Supporting Live Kidney Donation

Kidney patients gain a longer and better quality of life through living kidney donation

Our efforts have helped incubate a new organization solely focused on this initiative that is staffed by highly trained individuals that have over a decade of experience assisting with live donor transplants and the desire to build a scalable organization to provide this service across multiple transplant centers.

In 2023 pkDO partnered with this new organization and one of our medical center partners on an eight-person pilot program which was conducted with considerable success.

Plans are being made for an expanded 25-person pilot to start early in 2024.

This initiative now has a life of its own and we are one of several backers for the success and growth of this important initiative.

Note: We are not disclosing the name of the new organization and partner medical center to avoid the risk of their being overwhelmed by requests from individuals in need of a live donor in advance of their being ready to scale.

Dr. Talia Baker

Chief of Division of Abdominal Transplant
Surgery at University of Utah Health

“There is excellent data in kidney transplantation, which shows that outcomes are better for living donation. The potential for getting a living donor means that you will have a graft, which will likely have a longer quality of life and longer duration in terms of survival of the graft.

  • Dialysis can take three to five hours a day, three times a week for any given patient, but even around those dialysis sessions, patients generally feel completely drained after it. So often it's a full day taken out of their productive life.

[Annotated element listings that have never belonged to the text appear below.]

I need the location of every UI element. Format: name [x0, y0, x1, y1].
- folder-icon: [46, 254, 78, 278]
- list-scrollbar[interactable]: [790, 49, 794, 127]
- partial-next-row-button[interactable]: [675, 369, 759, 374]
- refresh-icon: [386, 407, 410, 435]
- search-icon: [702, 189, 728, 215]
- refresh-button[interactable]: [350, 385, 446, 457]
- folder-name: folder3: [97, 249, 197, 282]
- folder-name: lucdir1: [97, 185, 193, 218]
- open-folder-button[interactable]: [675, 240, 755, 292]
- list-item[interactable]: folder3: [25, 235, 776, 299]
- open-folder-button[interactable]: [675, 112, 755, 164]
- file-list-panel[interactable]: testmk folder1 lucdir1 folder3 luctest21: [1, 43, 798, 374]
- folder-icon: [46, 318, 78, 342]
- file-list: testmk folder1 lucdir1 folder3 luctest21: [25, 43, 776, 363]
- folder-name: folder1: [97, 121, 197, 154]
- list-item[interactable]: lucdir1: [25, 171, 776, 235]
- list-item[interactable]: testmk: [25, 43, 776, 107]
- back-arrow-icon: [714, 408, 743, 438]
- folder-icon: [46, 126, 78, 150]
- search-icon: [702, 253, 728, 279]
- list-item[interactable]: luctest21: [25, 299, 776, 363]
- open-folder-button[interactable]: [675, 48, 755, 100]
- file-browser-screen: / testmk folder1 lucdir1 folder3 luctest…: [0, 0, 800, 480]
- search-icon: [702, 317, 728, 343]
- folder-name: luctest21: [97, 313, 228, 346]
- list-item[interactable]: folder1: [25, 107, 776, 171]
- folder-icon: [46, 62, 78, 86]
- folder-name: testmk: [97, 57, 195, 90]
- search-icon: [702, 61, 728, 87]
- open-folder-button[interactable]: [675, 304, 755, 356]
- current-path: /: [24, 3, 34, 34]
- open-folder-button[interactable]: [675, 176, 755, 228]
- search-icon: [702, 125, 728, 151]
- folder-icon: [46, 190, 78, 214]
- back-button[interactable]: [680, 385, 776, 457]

    One challenge with living donation is that some people feel guilty about asking for a kidney, some feel that they brought the disease on themselves by not taking care of their health. I think it’s really important to reframe the question and talk about the potential advantages of giving the kidney and having [a family member] reengage as an active part of the family structure.

    We also really need to find ways to look outside that immediate circle and into the community, to find either someone who is willing to come forward, or even someone who is an anonymous non-directed donor, who hears the story and gets really excited about potentially helping.”


Amy Leininger

Kidney Donor

“People are worried about what their health is going to be like, what their life is going to be like after they donate. And it doesn't change. It gets better. It gets more fulfilling.

Donating my kidney did not affect my strength or my vitality. If anything, giving a piece of myself away has allowed or open space for other parts of me to grow. Since I donated, I’ve run two marathons. I'll do my third one next month. I'm going to bring my hiking boots back out. I plan to hike hard and bag a lot of peaks. Now and for the next 15 years, I've already signed up. I'm doing Kilimanjaro next year.”


Dr. Miklos Molnar

Medical Director of Living Donor
Transplant Program at University of Utah

“The Pair Exchange Program allows us to create a “chain” of donors so that we can broaden the pool and find the best match for multiple people so that you can have donation pairings for many people, up to 16 in some cases, who are receiving and donating, instead of just a simple pairing of a single donor and recipient. This is especially good for people who don’t personally know of a donor or for those who have special medical requirements.”


Elliot Grodstein, MD

Transplant Surgeon
Northwell Health

When we have a living donor in the hospital, we say that that’s the most important person in the hospital because the act of donating an organ is truly selfless. Being part of that process is really what gives me the most satisfaction in my job.

When patients come in with Polycystic Kidney Disease typically they've known about their disease for some time, and this is the day that they've been fearing, because it's a slowly progressive disease. A lot of patients are doing things to slow the progression of the disease, but they do develop renal failure and they have to admit that they have end stage organ disease and need a transplant. So there are a lot of emotions and really it's a time for me to not just be a surgeon, but be a compassionate human being. Who's recognizing that this, in many ways, is the most difficult day of that person's life.